Cet album est arrivé au bon moment dans ma vie parce que j’avais le sentiment d’avoir quelque chose de très important à dire. J’avais des choses à évacuer à l’intérieur de moi. Toute cette colère refoulée, émotion, frustration et tout ce qui vient avec les moments sombres, j’avais besoin de les libérer afin de pouvoir avancer dans ma vie. Mais je dois aussi souligner qu’arrivé au moment d’écrire et enregistrer cet album, j’avais passé la pire partie de tout ça. Je commençais à ressentir que, oui, peut-être que les choses iraient bien après tout, malgré les douze mois de torture – je ne peux que le décrire comme une torture mentale et émotionnelle. Il se passe donc beaucoup de choses dans cet album. C’est très sincère. C’est basé sur une expérience réelle et, de certaines façons, c’était la meilleure forme de thérapie qui soit pour moi parce que j’avais un point de focus pour toutes ces émotions et cette expérience de vie, et je pouvais caser ça dans cet album. Et tout ne parle pas que de moments sombres et négatifs, il y a plein de références au fait que nous avons pris le pire de ce que la vie peut offrir et nous l’avons surmonté. Il y a un peu une sorte de triomphe là-dedans, il y a de la joie dans cet album aussi. Il y a donc un vrai périple, et c’est un périple qui est encore très frais dans mon esprit et que je ne vais jamais oublier.
« On avait vraiment l’impression que peut-être The Answer n’était plus aussi important et peut-être que nous ne ferions rien. Je suis content d’avoir eu tort. »
On dirait que c’est un album très personnel pour toi, pourtant ça reste un effort collectif. Du coup, quand et comment les autres sont intervenus au niveau créatif ?
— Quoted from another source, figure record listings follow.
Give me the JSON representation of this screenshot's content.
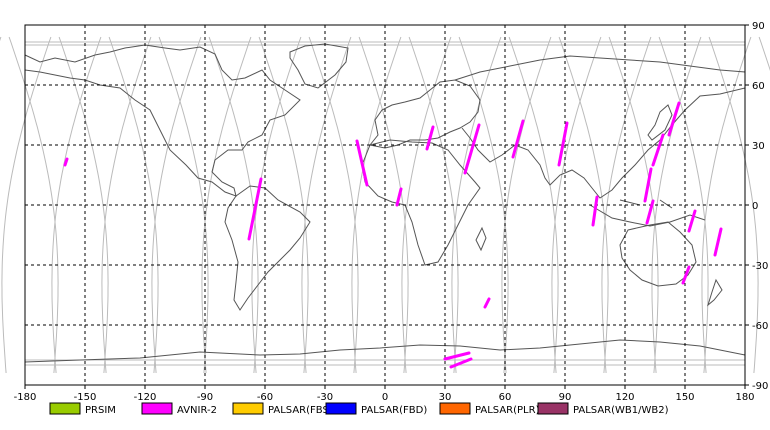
{
  "map": {
    "lon_ticks": [
      "-180",
      "-150",
      "-120",
      "-90",
      "-60",
      "-30",
      "0",
      "30",
      "60",
      "90",
      "120",
      "150",
      "180"
    ],
    "lat_ticks": [
      "90",
      "60",
      "30",
      "0",
      "-30",
      "-60",
      "-90"
    ],
    "lon_range": [
      -180,
      180
    ],
    "lat_range": [
      -90,
      90
    ],
    "grid": "dashed",
    "colors": {
      "frame": "#000000",
      "grid": "#000000",
      "coastline": "#555555",
      "orbit_track": "#bbbbbb",
      "observation": "#ff00ff"
    }
  },
  "legend": {
    "items": [
      {
        "label": "PRSIM",
        "color": "#99cc00"
      },
      {
        "label": "AVNIR-2",
        "color": "#ff00ff"
      },
      {
        "label": "PALSAR(FBS)",
        "color": "#ffcc00"
      },
      {
        "label": "PALSAR(FBD)",
        "color": "#0000ff"
      },
      {
        "label": "PALSAR(PLR)",
        "color": "#ff6600"
      },
      {
        "label": "PALSAR(WB1/WB2)",
        "color": "#993366"
      }
    ]
  },
  "observations": {
    "sensor": "AVNIR-2",
    "segments": [
      {
        "lon": [
          -160,
          -159
        ],
        "lat": [
          20,
          23
        ]
      },
      {
        "lon": [
          -9,
          -14
        ],
        "lat": [
          10,
          32
        ]
      },
      {
        "lon": [
          -68,
          -62
        ],
        "lat": [
          -17,
          13
        ]
      },
      {
        "lon": [
          6,
          8
        ],
        "lat": [
          0,
          8
        ]
      },
      {
        "lon": [
          21,
          24
        ],
        "lat": [
          28,
          39
        ]
      },
      {
        "lon": [
          40,
          47
        ],
        "lat": [
          16,
          40
        ]
      },
      {
        "lon": [
          64,
          69
        ],
        "lat": [
          24,
          42
        ]
      },
      {
        "lon": [
          87,
          91
        ],
        "lat": [
          20,
          41
        ]
      },
      {
        "lon": [
          104,
          106
        ],
        "lat": [
          -10,
          4
        ]
      },
      {
        "lon": [
          130,
          133
        ],
        "lat": [
          2,
          18
        ]
      },
      {
        "lon": [
          134,
          139
        ],
        "lat": [
          20,
          35
        ]
      },
      {
        "lon": [
          142,
          147
        ],
        "lat": [
          35,
          51
        ]
      },
      {
        "lon": [
          131,
          134
        ],
        "lat": [
          -9,
          2
        ]
      },
      {
        "lon": [
          152,
          155
        ],
        "lat": [
          -13,
          -3
        ]
      },
      {
        "lon": [
          165,
          168
        ],
        "lat": [
          -25,
          -12
        ]
      },
      {
        "lon": [
          149,
          152
        ],
        "lat": [
          -39,
          -31
        ]
      },
      {
        "lon": [
          50,
          52
        ],
        "lat": [
          -51,
          -47
        ]
      },
      {
        "lon": [
          30,
          42
        ],
        "lat": [
          -77,
          -74
        ]
      },
      {
        "lon": [
          33,
          43
        ],
        "lat": [
          -81,
          -77
        ]
      }
    ]
  }
}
Ouais, je dois souligner que, même si j’ai passé les cinq dernières minutes à parler de moi et mon périple, ces mecs sont partout sur cet album. Ils sont une énorme part de cet album, comme ils l’ont été sur chaque album de The Answer jusqu’à présent. Je suppose que mon périple et les choses que je voulais raconter sont la graine, le point de départ, et j’ai été voir les gars et je leur ai dit que j’avais des trucs profonds que j’avais besoin d’extérioriser, et simplement faire un autre album de blues rock n’ roll n’allait pas suffire, nous avions besoin de faire quelque chose de différent. Je crois qu’initialement, les gars étaient un peu réfractaires à vraiment s’engager dans le genre d’écart dont je parlais et c’est totalement naturel et compréhensible mais c’était juste une question, en tant qu’êtres humains, d’amener nos idées et nos expériences de vies dans la salle de répétition et commencer à jouer et voir ce qui se passe. Cette fois-ci, la chose que j’ai vraiment essayé de faire comprendre aux gars est que nous avions besoin d’aborder cet album avec un esprit complètement ouvert et ne pas le laisser être gouverné par quoi que ce soit qui s’est passé avant, vraiment. Je veux dire que c’est l’une des raisons pour lesquelles nous avons parlé d’adopter notre héritage celtique comme un nouveau starting-block, à partir duquel nous pourrions construire ce qui, avec un peu de chance, deviendrait un album assez différent et expérimental. Et une fois que nous avons commencé à jouer et composer ce genre de chansons dont je parlais, alors nous avons pris un rythme, tout commençait à coller et à se mettre en place. Il y avait une vague d’élan qui a porté ça depuis le début du processus de composition jusqu’à l’achèvement de Solas.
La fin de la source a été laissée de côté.